House debates

Tuesday, 12 May 2020

Bills

Privacy Amendment (Public Health Contact Information) Bill 2020; Second Reading

7:03 pm

Photo of Mike FreelanderMike Freelander (Macarthur, Australian Labor Party) Share this | Hansard source

I rise today to speak in support of the Privacy Amendment (Public Health Contact Information) Bill 2020. I did have quite a long speech prepared, but I will make it brief because I don't think there's any doubt in the House as to where I stand on the COVIDSafe app. I see it as a very important tool in the ongoing management of the coronavirus pandemic. I am of course in support of any measures that are taken to reduce the impact of the SARS-CoV-2 virus. I'm very grateful for the efforts of Chris Bowen, shadow health minister, and Mark Dreyfus, shadow Attorney-General, for the work that they've done with the government to improve the app itself and the privacy provisions of the app. It's very important that I point out that the app itself uses bluetooth technology—it doesn't use geolocation—and that the privacy provisions have been described as the greatest privacy provisions of any legislation brought into this parliament. So I am fully in support of the app.

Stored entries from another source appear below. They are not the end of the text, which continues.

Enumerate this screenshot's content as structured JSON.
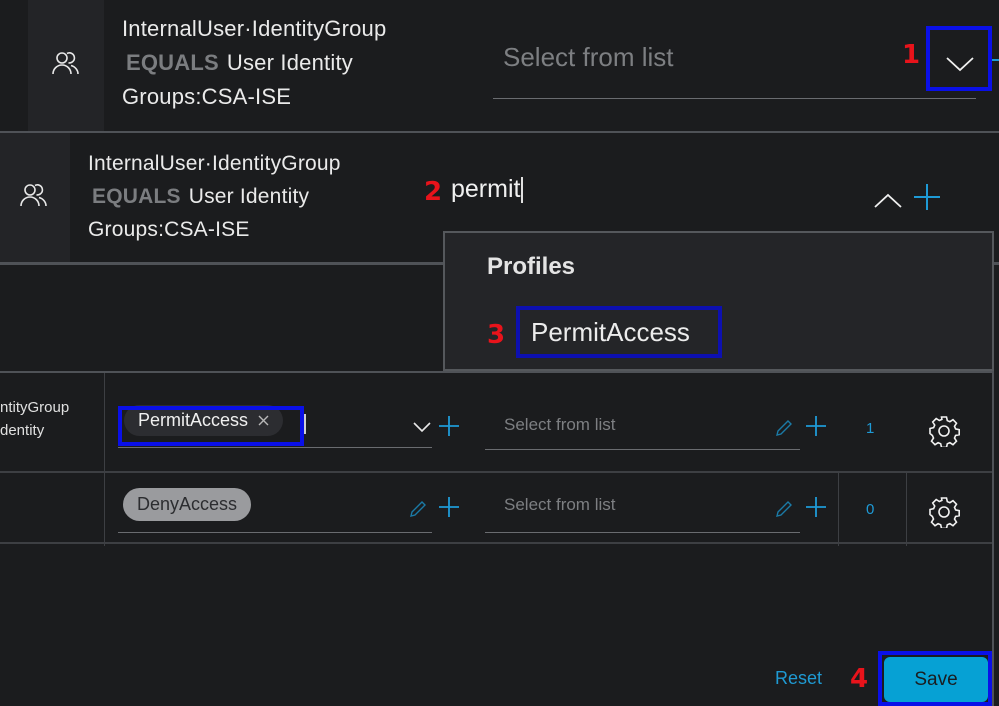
{
  "condition_primary": {
    "attribute": "InternalUser·IdentityGroup",
    "operator": "EQUALS",
    "value_line1": "User Identity",
    "value_line2": "Groups:CSA-ISE",
    "icon": "users-icon"
  },
  "panel1": {
    "select_placeholder": "Select from list",
    "step_label": "1",
    "toggle_icon": "chevron-down-icon"
  },
  "panel2": {
    "step_label": "2",
    "search_value": "permit",
    "toggle_icon": "chevron-up-icon",
    "add_icon": "plus-icon"
  },
  "dropdown": {
    "group_label": "Profiles",
    "step_label": "3",
    "options": [
      "PermitAccess"
    ]
  },
  "rules": [
    {
      "condition_fragment_line1": "ntityGroup",
      "condition_fragment_line2": "dentity",
      "profile": "PermitAccess",
      "profile_removable": true,
      "security_group_placeholder": "Select from list",
      "hits": "1"
    },
    {
      "condition_fragment_line1": "",
      "condition_fragment_line2": "",
      "profile": "DenyAccess",
      "profile_removable": false,
      "security_group_placeholder": "Select from list",
      "hits": "0"
    }
  ],
  "footer": {
    "reset_label": "Reset",
    "save_label": "Save",
    "step_label": "4"
  },
  "colors": {
    "accent": "#06a1d4",
    "link": "#1f9ad3",
    "background": "#1b1c1e",
    "annotation_box": "#0a10e8",
    "annotation_number": "#e8131b"
  }
}
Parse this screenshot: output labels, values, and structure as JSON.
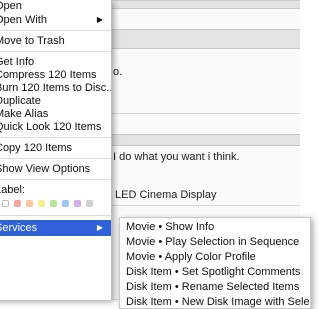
{
  "background": {
    "line1": "o.",
    "line2": "I do what you want i think.",
    "line3": "LED Cinema Display"
  },
  "menu": {
    "items": [
      {
        "label": "Open"
      },
      {
        "label": "Open With"
      },
      {
        "label": "Move to Trash"
      },
      {
        "label": "Get Info"
      },
      {
        "label": "Compress 120 Items"
      },
      {
        "label": "Burn 120 Items to Disc..."
      },
      {
        "label": "Duplicate"
      },
      {
        "label": "Make Alias"
      },
      {
        "label": "Quick Look 120 Items"
      },
      {
        "label": "Copy 120 Items"
      },
      {
        "label": "Show View Options"
      },
      {
        "label": "Label:"
      },
      {
        "label": "Services"
      }
    ],
    "label_colors": [
      "#f7a5a5",
      "#f9c79b",
      "#f7ee96",
      "#b7e59a",
      "#9fc8f0",
      "#cdb1e8",
      "#d0d0d0"
    ]
  },
  "submenu": {
    "items": [
      {
        "label": "Movie • Show Info"
      },
      {
        "label": "Movie • Play Selection in Sequence"
      },
      {
        "label": "Movie • Apply Color Profile"
      },
      {
        "label": "Disk Item • Set Spotlight Comments"
      },
      {
        "label": "Disk Item • Rename Selected Items"
      },
      {
        "label": "Disk Item • New Disk Image with Select"
      }
    ]
  },
  "colors": {
    "highlight": "#2f62d8"
  }
}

Whilst I'm now a politician, I'm first and foremost a paediatrician, and I know firsthand how difficult contact tracing can be for conditions such as whooping cough, measles, typhoid fever, meningococcal disease and many others. Contact tracing is very time-consuming. It's often fraught with missing contacts. The COVIDSafe app is a 21st century way of contact tracing that will be very important if we are to loosen our social-distancing restrictions and get to a more open society as people start to move around and start to have more contact. So let there be no doubt that I am fully in support of this legislation and the app itself.

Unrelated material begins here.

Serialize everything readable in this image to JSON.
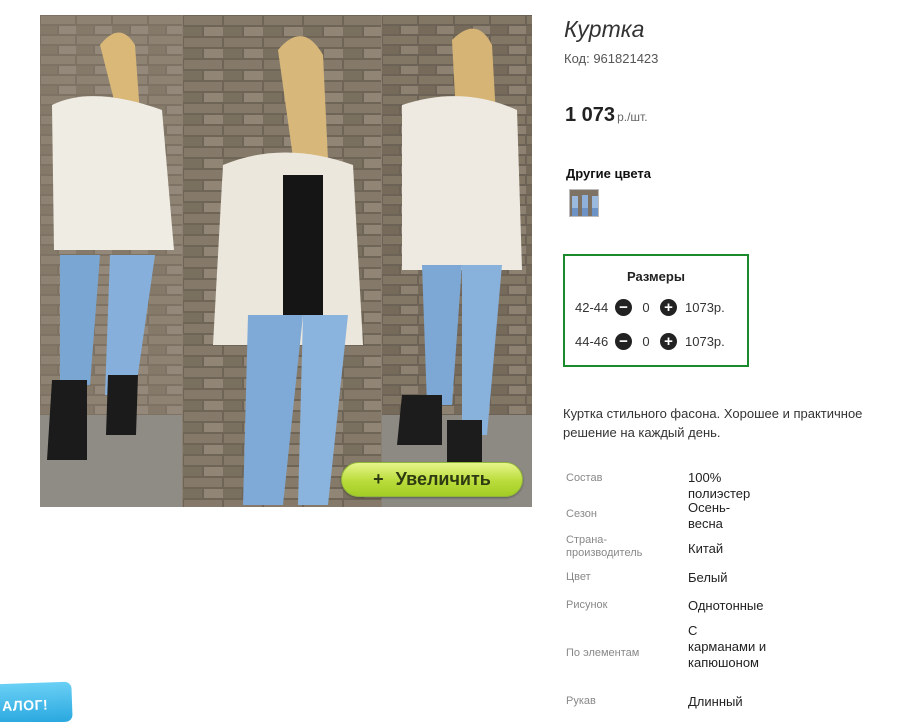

As a physician, I have looked after people with end-stage renal failure and people on ventilators who can't be taken off a ventilator and eventually die. It's no great way to die. Anything we can do to reduce those deaths would be wonderful. The COVIDSafe app will be part of that support of dealing with the coronavirus pandemic.

There are issues that have been discussed—in particular, the difficulty in dealing with people who have glucose monitoring apps on their phones. These are being dealt with, as are some of the other difficulties in the use of the app, and I have no doubt that the app will be modified over the coming weeks. But it is important that we put it in place. It is important that we all download it, for all our sakes, and I am fully in support of it.

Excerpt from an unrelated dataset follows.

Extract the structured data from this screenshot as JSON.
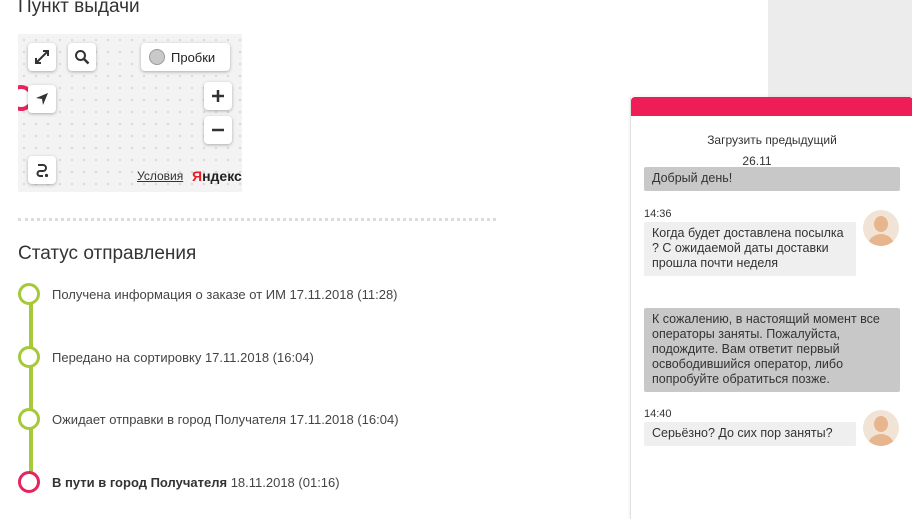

I've practised medicine for over 40 years, and I've been quite strident in expressing my views and my opinions about the coronavirus pandemic that we're all facing. We don't know how it's going to end. We don't know what's going to happen. We don't know whether this virus will persist in the community for many years. We don't know whether it will be a seasonal virus. We don't know whether it will mutate to be a milder illness. But we do know that there are over four million people in the world—probably double that—who are already infected, and over a-quarter-of-a-million people are dead. We need to save lives. This COVIDSafe app will be part of that solution, and I fully support it—let there be no doubt. There's nothing more for me to say.